Poor service standards

A year ago we were in the midst of preparations for the arrival of visitors for Cricket World Cup. That was a period of promises and among the promises that were made by the local CWC secretariat was one that had to do with offering a training programme for workers employed in those sub-sectors of the service sector that were expected to cater to the visitors.

The extent to which such a training programme was undertaken is unclear. Nor do we know anything about the number of hotel, restaurant, snackette and other related categories of workers who actually received such training. What we do know is that one year after CWC 2007 there is little evidence of any real gain from whatever training might have been offered. Workers in most of our restaurants, snackettes, hotels and guest houses still offer us an overbearing slovenliness that is passed off as service. They bring the full weight of their surliness, ill manners and an almost permanent condition of ill-temper to bear in engaging customers. Among low-end store attendants in the city the situation can often be even more trying.

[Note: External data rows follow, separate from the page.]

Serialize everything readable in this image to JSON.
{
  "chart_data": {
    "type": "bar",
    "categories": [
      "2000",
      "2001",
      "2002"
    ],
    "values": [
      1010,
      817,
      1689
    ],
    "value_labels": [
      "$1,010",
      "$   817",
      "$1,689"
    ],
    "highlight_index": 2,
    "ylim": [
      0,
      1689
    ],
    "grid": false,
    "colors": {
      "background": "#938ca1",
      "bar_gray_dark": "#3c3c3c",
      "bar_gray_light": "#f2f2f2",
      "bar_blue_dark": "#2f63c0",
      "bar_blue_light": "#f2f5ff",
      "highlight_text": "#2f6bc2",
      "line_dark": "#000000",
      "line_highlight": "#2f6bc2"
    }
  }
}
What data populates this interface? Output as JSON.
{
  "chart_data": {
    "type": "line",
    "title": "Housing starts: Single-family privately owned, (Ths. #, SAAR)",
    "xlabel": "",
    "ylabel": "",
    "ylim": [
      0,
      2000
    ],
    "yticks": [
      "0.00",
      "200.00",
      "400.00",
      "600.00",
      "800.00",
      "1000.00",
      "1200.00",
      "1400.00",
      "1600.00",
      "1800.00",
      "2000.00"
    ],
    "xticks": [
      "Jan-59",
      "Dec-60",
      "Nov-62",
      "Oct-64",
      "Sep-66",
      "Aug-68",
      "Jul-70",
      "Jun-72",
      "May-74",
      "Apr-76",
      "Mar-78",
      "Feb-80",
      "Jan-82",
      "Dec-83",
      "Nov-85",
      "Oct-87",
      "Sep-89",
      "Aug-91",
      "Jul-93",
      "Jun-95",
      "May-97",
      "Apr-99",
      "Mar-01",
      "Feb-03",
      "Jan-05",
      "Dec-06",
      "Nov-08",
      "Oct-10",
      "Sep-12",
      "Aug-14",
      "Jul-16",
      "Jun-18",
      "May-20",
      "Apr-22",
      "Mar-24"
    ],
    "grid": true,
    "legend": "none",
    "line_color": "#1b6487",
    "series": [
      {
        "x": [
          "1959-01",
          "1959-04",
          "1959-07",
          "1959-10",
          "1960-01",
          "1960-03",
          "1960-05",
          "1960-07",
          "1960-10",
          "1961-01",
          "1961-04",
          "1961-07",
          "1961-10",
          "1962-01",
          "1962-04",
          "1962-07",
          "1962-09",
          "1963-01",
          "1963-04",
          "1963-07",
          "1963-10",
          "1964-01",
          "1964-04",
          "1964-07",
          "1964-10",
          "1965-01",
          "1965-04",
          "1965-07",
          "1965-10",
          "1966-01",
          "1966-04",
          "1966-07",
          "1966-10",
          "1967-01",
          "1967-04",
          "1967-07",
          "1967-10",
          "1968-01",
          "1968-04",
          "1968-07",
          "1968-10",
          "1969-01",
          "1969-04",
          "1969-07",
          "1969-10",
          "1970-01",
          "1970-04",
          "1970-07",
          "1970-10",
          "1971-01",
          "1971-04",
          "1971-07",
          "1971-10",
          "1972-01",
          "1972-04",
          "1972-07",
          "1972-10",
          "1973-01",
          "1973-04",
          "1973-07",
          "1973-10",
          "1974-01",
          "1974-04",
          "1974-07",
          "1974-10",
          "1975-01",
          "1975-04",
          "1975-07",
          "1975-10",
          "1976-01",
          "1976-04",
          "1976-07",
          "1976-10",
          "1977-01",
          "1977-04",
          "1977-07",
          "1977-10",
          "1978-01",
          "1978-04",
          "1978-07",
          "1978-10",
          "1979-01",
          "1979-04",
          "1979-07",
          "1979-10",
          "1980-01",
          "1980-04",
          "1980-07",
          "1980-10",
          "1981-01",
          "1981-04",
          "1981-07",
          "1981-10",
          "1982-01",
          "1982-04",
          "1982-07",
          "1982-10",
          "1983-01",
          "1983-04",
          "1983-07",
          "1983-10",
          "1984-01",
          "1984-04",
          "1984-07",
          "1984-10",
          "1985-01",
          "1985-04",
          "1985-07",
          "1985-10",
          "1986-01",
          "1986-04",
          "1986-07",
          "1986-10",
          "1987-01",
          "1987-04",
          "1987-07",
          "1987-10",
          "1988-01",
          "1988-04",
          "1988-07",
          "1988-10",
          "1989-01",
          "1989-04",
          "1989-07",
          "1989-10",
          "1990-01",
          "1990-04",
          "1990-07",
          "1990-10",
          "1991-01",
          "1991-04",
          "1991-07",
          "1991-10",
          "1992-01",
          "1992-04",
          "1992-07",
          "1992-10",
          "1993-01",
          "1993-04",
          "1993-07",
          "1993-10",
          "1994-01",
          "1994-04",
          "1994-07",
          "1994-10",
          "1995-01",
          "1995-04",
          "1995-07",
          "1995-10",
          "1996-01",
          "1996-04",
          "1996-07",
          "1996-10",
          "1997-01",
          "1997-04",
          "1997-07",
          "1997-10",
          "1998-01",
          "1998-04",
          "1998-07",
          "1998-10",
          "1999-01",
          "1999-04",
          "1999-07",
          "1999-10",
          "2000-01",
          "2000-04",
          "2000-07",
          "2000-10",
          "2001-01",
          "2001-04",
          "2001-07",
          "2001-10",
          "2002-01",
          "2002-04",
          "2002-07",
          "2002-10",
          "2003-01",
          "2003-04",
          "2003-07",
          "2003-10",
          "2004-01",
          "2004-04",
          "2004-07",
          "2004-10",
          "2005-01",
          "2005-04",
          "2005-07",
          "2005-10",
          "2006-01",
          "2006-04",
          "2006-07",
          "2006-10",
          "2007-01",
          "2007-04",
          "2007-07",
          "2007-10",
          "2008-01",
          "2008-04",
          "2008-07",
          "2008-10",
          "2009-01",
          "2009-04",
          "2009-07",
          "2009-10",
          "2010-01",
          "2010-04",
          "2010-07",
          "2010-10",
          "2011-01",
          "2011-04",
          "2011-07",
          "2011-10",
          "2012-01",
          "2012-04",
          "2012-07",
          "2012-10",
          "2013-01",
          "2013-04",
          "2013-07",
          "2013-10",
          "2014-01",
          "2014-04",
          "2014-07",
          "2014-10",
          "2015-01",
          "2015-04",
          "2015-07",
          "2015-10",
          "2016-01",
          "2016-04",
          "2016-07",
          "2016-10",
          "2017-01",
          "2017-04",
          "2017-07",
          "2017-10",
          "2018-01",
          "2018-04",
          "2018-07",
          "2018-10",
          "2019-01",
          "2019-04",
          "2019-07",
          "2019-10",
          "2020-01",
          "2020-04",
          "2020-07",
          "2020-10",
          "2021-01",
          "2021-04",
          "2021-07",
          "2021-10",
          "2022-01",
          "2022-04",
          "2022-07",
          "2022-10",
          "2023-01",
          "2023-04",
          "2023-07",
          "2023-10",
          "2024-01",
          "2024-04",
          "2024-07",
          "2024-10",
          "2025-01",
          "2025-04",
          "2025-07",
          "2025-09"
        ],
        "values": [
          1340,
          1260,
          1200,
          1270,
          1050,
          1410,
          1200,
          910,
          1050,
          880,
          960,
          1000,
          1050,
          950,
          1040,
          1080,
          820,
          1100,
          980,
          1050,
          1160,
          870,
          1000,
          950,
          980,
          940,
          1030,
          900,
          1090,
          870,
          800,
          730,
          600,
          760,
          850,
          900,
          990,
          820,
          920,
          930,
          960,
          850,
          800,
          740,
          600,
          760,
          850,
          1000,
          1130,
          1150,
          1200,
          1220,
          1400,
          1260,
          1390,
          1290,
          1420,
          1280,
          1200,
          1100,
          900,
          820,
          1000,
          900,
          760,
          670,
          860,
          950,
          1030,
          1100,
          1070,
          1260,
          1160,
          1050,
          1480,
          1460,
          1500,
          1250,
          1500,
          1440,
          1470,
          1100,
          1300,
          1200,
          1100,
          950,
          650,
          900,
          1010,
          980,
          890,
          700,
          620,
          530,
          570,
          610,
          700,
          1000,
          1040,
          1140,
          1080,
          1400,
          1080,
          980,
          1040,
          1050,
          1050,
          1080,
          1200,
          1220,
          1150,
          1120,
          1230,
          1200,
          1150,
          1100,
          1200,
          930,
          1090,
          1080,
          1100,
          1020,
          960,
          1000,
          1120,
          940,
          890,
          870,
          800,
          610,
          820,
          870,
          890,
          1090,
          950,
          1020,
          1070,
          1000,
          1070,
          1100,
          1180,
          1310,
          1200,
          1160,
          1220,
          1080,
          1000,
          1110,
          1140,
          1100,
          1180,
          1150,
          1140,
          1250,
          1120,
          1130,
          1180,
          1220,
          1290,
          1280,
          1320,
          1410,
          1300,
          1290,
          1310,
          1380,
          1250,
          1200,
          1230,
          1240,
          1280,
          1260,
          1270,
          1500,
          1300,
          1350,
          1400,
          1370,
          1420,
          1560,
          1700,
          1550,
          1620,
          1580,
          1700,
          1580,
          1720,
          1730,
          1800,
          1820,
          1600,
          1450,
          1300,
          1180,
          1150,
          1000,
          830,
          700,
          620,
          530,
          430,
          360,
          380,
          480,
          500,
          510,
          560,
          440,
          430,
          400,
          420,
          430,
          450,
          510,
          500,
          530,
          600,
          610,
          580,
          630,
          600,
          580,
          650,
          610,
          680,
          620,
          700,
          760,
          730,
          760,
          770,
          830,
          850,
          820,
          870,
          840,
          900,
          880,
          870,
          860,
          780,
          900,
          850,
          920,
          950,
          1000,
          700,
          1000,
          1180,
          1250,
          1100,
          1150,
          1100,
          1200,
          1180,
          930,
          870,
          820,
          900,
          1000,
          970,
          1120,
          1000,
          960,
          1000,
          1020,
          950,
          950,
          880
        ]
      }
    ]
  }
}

Apart from the fact that they are manifestly ill-trained in the basic requisites of civility and politeness, one gets the impression that many of these workers are unpleasant simply because they do not like their jobs.

Part of the problem, of course, is that employers in the hotel and restaurant industry and the retail trade hire poorly qualified mostly young women in the first place. Since they have little by way of relevant qualifications they are hardly in a position to demand pay levels beyond the minimum wage and they receive no training beyond the functional instructions necessary to get the job done.

Few people make a fuss about poor quality of service these days. We have grown accustomed to – and in most cases accept, without murmur – low standards of service; and many businesses are only too happy to be in a position where they need not bother about training since the universality of low standards means that their own shortcomings are unlikely to affect their “bottom line” anyway.

The fact that there is no real evidence that the institutions that matter, including the businesses themselves and their umbrella organizations, are making a sustained effort to treat this chronic disease fills one with a mounting sense of despair particularly since it is painfully evident that unless we can raise our service standards to the minimum level that exists both in the Caribbean and in developed and other developing countries, the people who we look to to support the development of our country, people like tourists and potential investors, will always have their reservations about doing business with Guyana.